Economists are claiming that it was fortunate Danes voted against adopting the euro in the 2000 referendum.
“It was smart then but it has shown to be even smarter than we had thought,” Christian Bjørnskov, a lecturer in international economics at Aarhus University, said.
Christian Blaabjerg, chief economist at FIH Erhvervsbank, agreed.
“The bill that Denmark would have been handed is enormous compared with our GDP,” Blaabjerg said. “Very few people want to join a club whose membership fees rise at an unknown rate.”
The economists provided calculations to Jyllands-Posten newspaper showing how much Denmark would have had to stump up to bail out debt ridden EU countries if Denmark had adopted the euro.
The calculations show that had Denmark been in the monetary union it would have had to pay 338 billion kroner to bailout other Eurozone members.
This sum consists of 87 billion kroner and 95 billion kroner, respectively, for to the two financial stability funds, the ESM and the EFSF.

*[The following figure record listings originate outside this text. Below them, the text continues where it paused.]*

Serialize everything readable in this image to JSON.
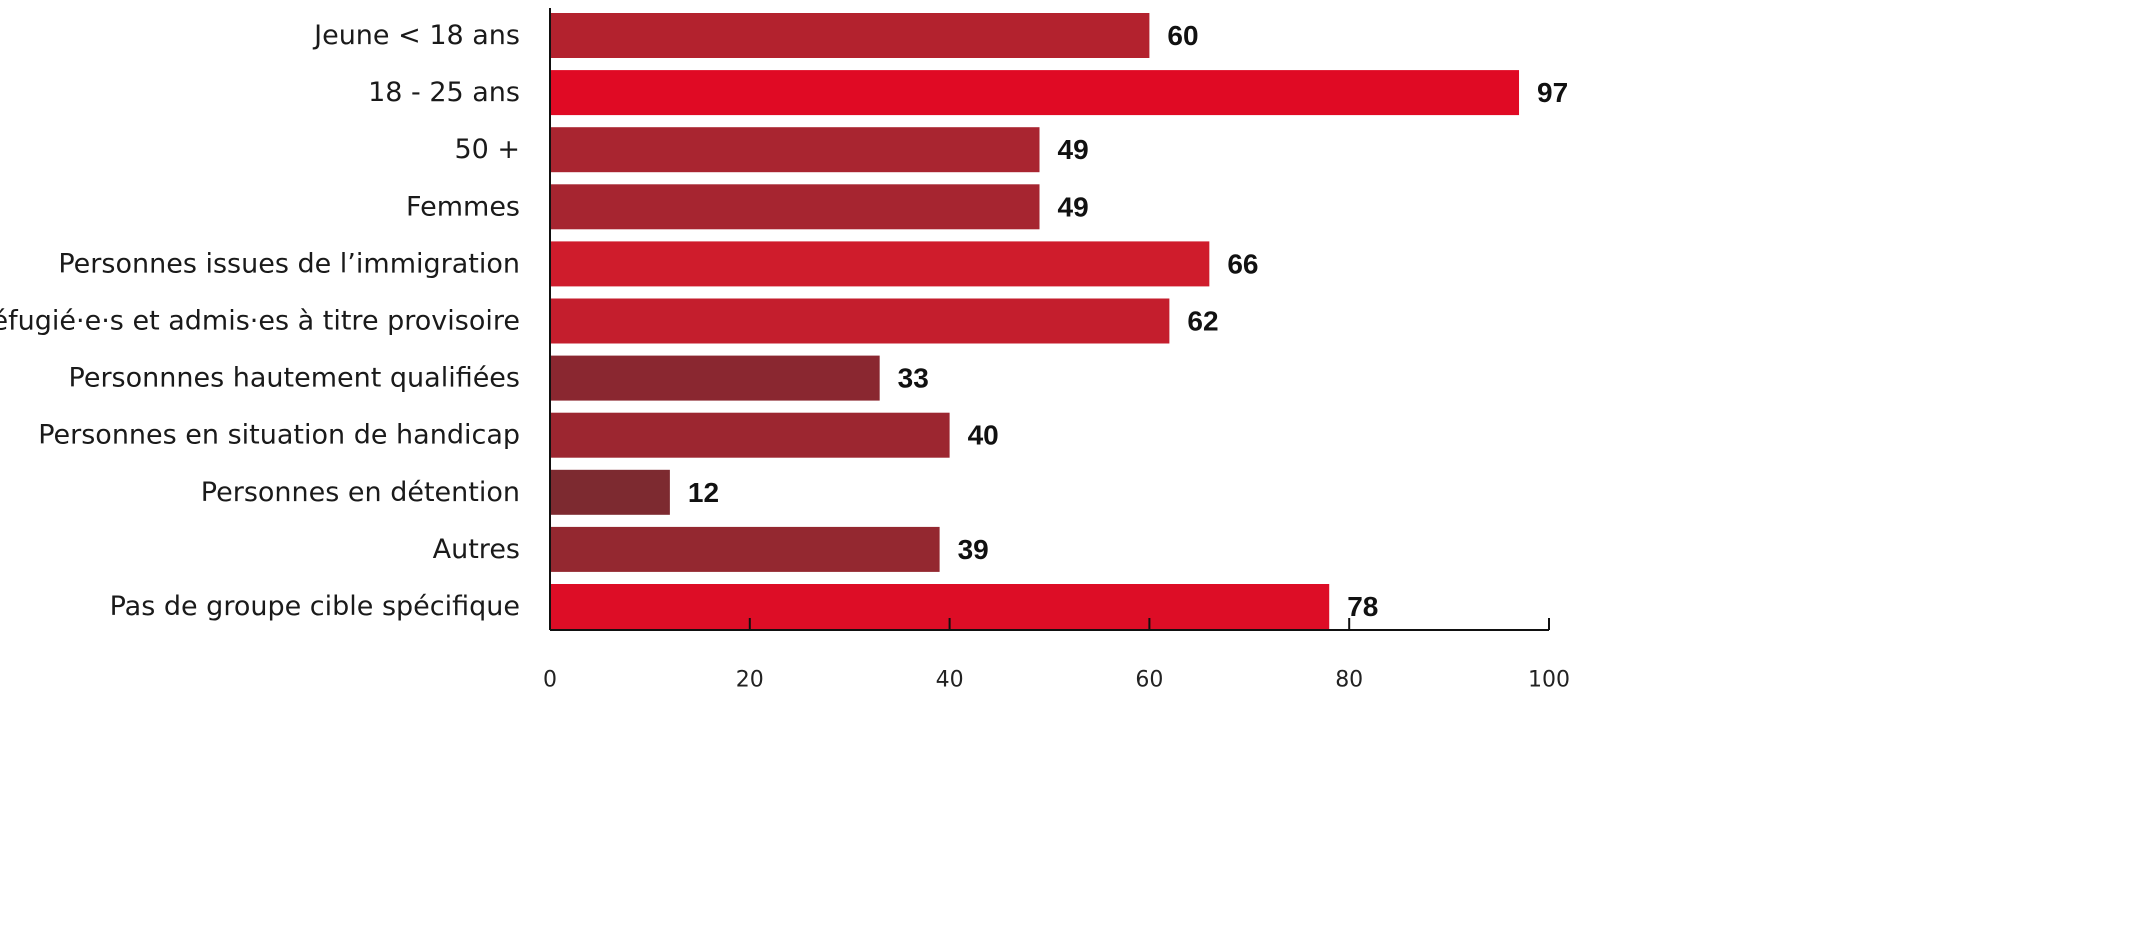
{
  "chart_data": {
    "type": "bar",
    "orientation": "horizontal",
    "title": "",
    "xlabel": "",
    "ylabel": "",
    "xlim": [
      0,
      100
    ],
    "ticks": [
      "0",
      "20",
      "40",
      "60",
      "80",
      "100"
    ],
    "tick_values": [
      0,
      20,
      40,
      60,
      80,
      100
    ],
    "grid": false,
    "legend": "none",
    "categories": [
      "Jeune < 18 ans",
      "18 - 25 ans",
      "50 +",
      "Femmes",
      "Personnes issues de l’immigration",
      "Réfugié·e·s et admis·es à titre provisoire",
      "Personnnes hautement qualifiées",
      "Personnes en situation de handicap",
      "Personnes en détention",
      "Autres",
      "Pas de groupe cible spécifique"
    ],
    "values": [
      60,
      97,
      49,
      49,
      66,
      62,
      33,
      40,
      12,
      39,
      78
    ],
    "value_labels": [
      "60",
      "97",
      "49",
      "49",
      "66",
      "62",
      "33",
      "40",
      "12",
      "39",
      "78"
    ],
    "bar_colors": [
      "#b3222e",
      "#e00a24",
      "#a92530",
      "#a62530",
      "#cf1c2c",
      "#c41e2d",
      "#8a2730",
      "#9c2630",
      "#7d2a30",
      "#942830",
      "#dd0d26"
    ]
  }
}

Denmark would also have had to contribute to the European Central Bank’s purchase of government bonds from the troubled countries. This would have amounted to 156 billion kroner.

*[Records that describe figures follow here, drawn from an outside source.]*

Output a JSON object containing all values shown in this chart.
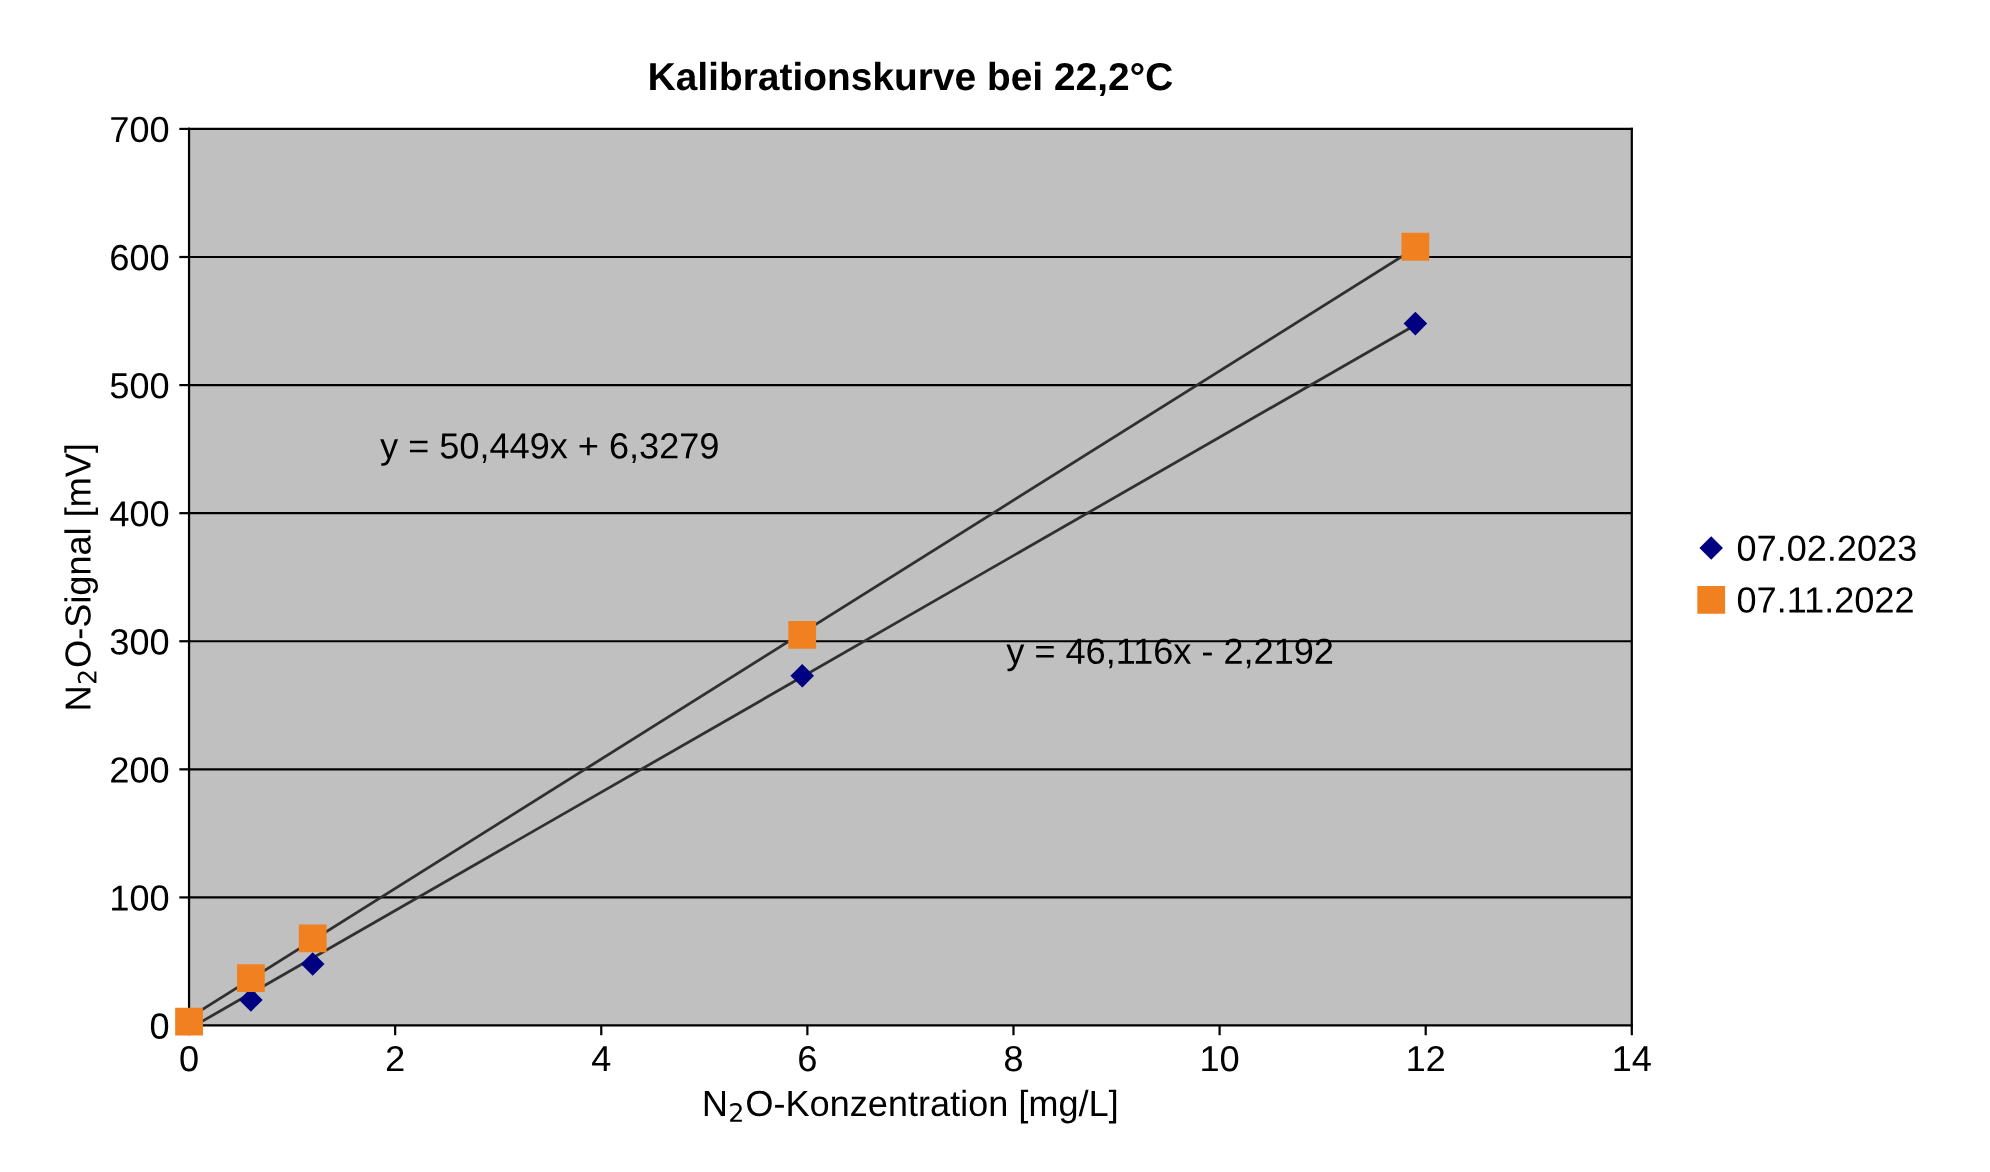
{
  "chart_data": {
    "type": "scatter",
    "title": "Kalibrationskurve bei 22,2°C",
    "xlabel": "N$_{2}$O-Konzentration [mg/L]",
    "ylabel": "N$_{2}$O-Signal [mV]",
    "series": [
      {
        "name": "07.02.2023",
        "color": "#000080",
        "marker": "diamond",
        "x": [
          0.6,
          1.2,
          5.95,
          11.9
        ],
        "values": [
          20,
          48,
          273,
          548
        ]
      },
      {
        "name": "07.11.2022",
        "color": "#f08020",
        "marker": "square",
        "x": [
          0,
          0.6,
          1.2,
          5.95,
          11.9
        ],
        "values": [
          3,
          37,
          68,
          305,
          608
        ]
      },
      {
        "type": "line",
        "color": "#303030",
        "x": [
          0.1,
          11.9
        ],
        "values": [
          2,
          547
        ]
      },
      {
        "type": "line",
        "color": "#303030",
        "x": [
          0,
          11.9
        ],
        "values": [
          6,
          607
        ]
      }
    ],
    "annotations": [
      "y = 50,449x + 6,3279",
      "y = 46,116x - 2,2192"
    ],
    "xlim": [
      0,
      14
    ],
    "xticks": [
      0,
      2,
      4,
      6,
      8,
      10,
      12,
      14
    ],
    "ylim": [
      0,
      700
    ],
    "yticks": [
      0,
      100,
      200,
      300,
      400,
      500,
      600,
      700
    ],
    "grid": "y",
    "legend": "right"
  }
}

“There is no-one else to pay the bills except the euro countries and we are exempt because we never adopted the euro,” Bjørnskov said, adding that the common currency had problems from the start.

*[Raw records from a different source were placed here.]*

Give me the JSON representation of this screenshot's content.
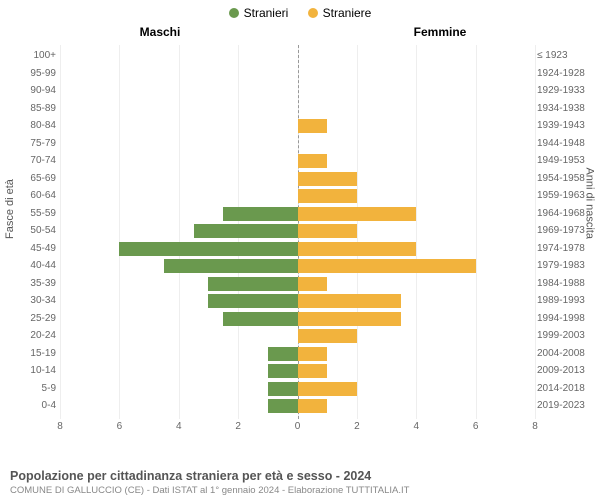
{
  "chart": {
    "type": "population-pyramid",
    "legend": [
      {
        "label": "Stranieri",
        "color": "#6a994e"
      },
      {
        "label": "Straniere",
        "color": "#f2b33d"
      }
    ],
    "left_col_title": "Maschi",
    "right_col_title": "Femmine",
    "y_left_axis_label": "Fasce di età",
    "y_right_axis_label": "Anni di nascita",
    "x_ticks": [
      8,
      6,
      4,
      2,
      0,
      2,
      4,
      6,
      8
    ],
    "x_max": 8,
    "bar_colors": {
      "male": "#6a994e",
      "female": "#f2b33d"
    },
    "background_color": "#ffffff",
    "grid_color": "#eeeeee",
    "zero_line_color": "#999999",
    "rows": [
      {
        "age": "100+",
        "birth": "≤ 1923",
        "m": 0,
        "f": 0
      },
      {
        "age": "95-99",
        "birth": "1924-1928",
        "m": 0,
        "f": 0
      },
      {
        "age": "90-94",
        "birth": "1929-1933",
        "m": 0,
        "f": 0
      },
      {
        "age": "85-89",
        "birth": "1934-1938",
        "m": 0,
        "f": 0
      },
      {
        "age": "80-84",
        "birth": "1939-1943",
        "m": 0,
        "f": 1
      },
      {
        "age": "75-79",
        "birth": "1944-1948",
        "m": 0,
        "f": 0
      },
      {
        "age": "70-74",
        "birth": "1949-1953",
        "m": 0,
        "f": 1
      },
      {
        "age": "65-69",
        "birth": "1954-1958",
        "m": 0,
        "f": 2
      },
      {
        "age": "60-64",
        "birth": "1959-1963",
        "m": 0,
        "f": 2
      },
      {
        "age": "55-59",
        "birth": "1964-1968",
        "m": 2.5,
        "f": 4
      },
      {
        "age": "50-54",
        "birth": "1969-1973",
        "m": 3.5,
        "f": 2
      },
      {
        "age": "45-49",
        "birth": "1974-1978",
        "m": 6,
        "f": 4
      },
      {
        "age": "40-44",
        "birth": "1979-1983",
        "m": 4.5,
        "f": 6
      },
      {
        "age": "35-39",
        "birth": "1984-1988",
        "m": 3,
        "f": 1
      },
      {
        "age": "30-34",
        "birth": "1989-1993",
        "m": 3,
        "f": 3.5
      },
      {
        "age": "25-29",
        "birth": "1994-1998",
        "m": 2.5,
        "f": 3.5
      },
      {
        "age": "20-24",
        "birth": "1999-2003",
        "m": 0,
        "f": 2
      },
      {
        "age": "15-19",
        "birth": "2004-2008",
        "m": 1,
        "f": 1
      },
      {
        "age": "10-14",
        "birth": "2009-2013",
        "m": 1,
        "f": 1
      },
      {
        "age": "5-9",
        "birth": "2014-2018",
        "m": 1,
        "f": 2
      },
      {
        "age": "0-4",
        "birth": "2019-2023",
        "m": 1,
        "f": 1
      }
    ]
  },
  "footer": {
    "title": "Popolazione per cittadinanza straniera per età e sesso - 2024",
    "subtitle": "COMUNE DI GALLUCCIO (CE) - Dati ISTAT al 1° gennaio 2024 - Elaborazione TUTTITALIA.IT"
  }
}
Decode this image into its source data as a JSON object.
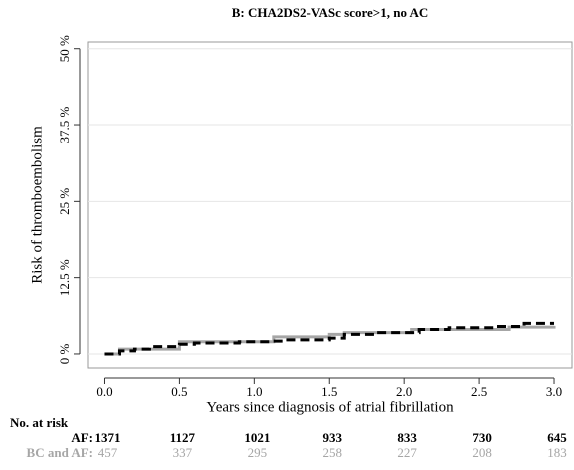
{
  "chart_data": {
    "type": "step",
    "title": "B: CHA2DS2-VASc score>1, no AC",
    "x_label": "Years since diagnosis of atrial fibrillation",
    "y_label": "Risk of thromboembolism",
    "xlim": [
      -0.11,
      3.12
    ],
    "ylim": [
      -2.3,
      51.1
    ],
    "xticks": [
      {
        "value": 0,
        "label": "0.0"
      },
      0.5,
      {
        "value": 1,
        "label": "1.0"
      },
      1.5,
      {
        "value": 2,
        "label": "2.0"
      },
      2.5,
      {
        "value": 3,
        "label": "3.0"
      }
    ],
    "yticks": [
      {
        "value": 0,
        "label": "0 %"
      },
      {
        "value": 12.5,
        "label": "12.5 %"
      },
      {
        "value": 25,
        "label": "25 %"
      },
      {
        "value": 37.5,
        "label": "37.5 %"
      },
      {
        "value": 50,
        "label": "50 %"
      }
    ],
    "grid": true,
    "series": [
      {
        "name": "AF",
        "color": "#000000",
        "dash": true,
        "x": [
          0,
          0.1,
          0.2,
          0.3,
          0.5,
          0.6,
          0.9,
          1.1,
          1.2,
          1.5,
          1.6,
          1.8,
          2.1,
          2.3,
          2.6,
          2.8,
          3.0
        ],
        "values": [
          0,
          0.5,
          0.8,
          1.2,
          1.6,
          1.8,
          2.0,
          2.1,
          2.3,
          2.6,
          3.2,
          3.5,
          4.0,
          4.3,
          4.5,
          5.0,
          5.0
        ]
      },
      {
        "name": "BC and AF",
        "color": "#a6a6a6",
        "dash": false,
        "x": [
          0,
          0.1,
          0.5,
          1.13,
          1.5,
          1.6,
          2.05,
          2.7,
          3.0
        ],
        "values": [
          0,
          0.8,
          2.0,
          2.8,
          3.2,
          3.5,
          4.0,
          4.4,
          4.6
        ]
      }
    ],
    "risk_table": {
      "title": "No. at risk",
      "rows": [
        {
          "label": "AF:",
          "color": "#000000",
          "values": [
            1371,
            1127,
            1021,
            933,
            833,
            730,
            645
          ]
        },
        {
          "label": "BC and AF:",
          "color": "#a6a6a6",
          "values": [
            457,
            337,
            295,
            258,
            227,
            208,
            183
          ]
        }
      ]
    }
  }
}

“The euro is a construction that encourages countries to behave irresponsibly, since eurozone countries are liable for each other’s debt, regardless of the political promises they make.”
Marianne Jelved, former leader of the Radikale party, who were supporters of the euro at the time of the 2000 referendum, still supports adopting it even though she acknowledged that much had gone wrong.
“The problem is that many countries didn’t stick to the rules. If they had there wouldn’t have been the problems we are experiencing today. Germany and France moved off track in the early 2000s and as soon as that happened we lost our discipline.”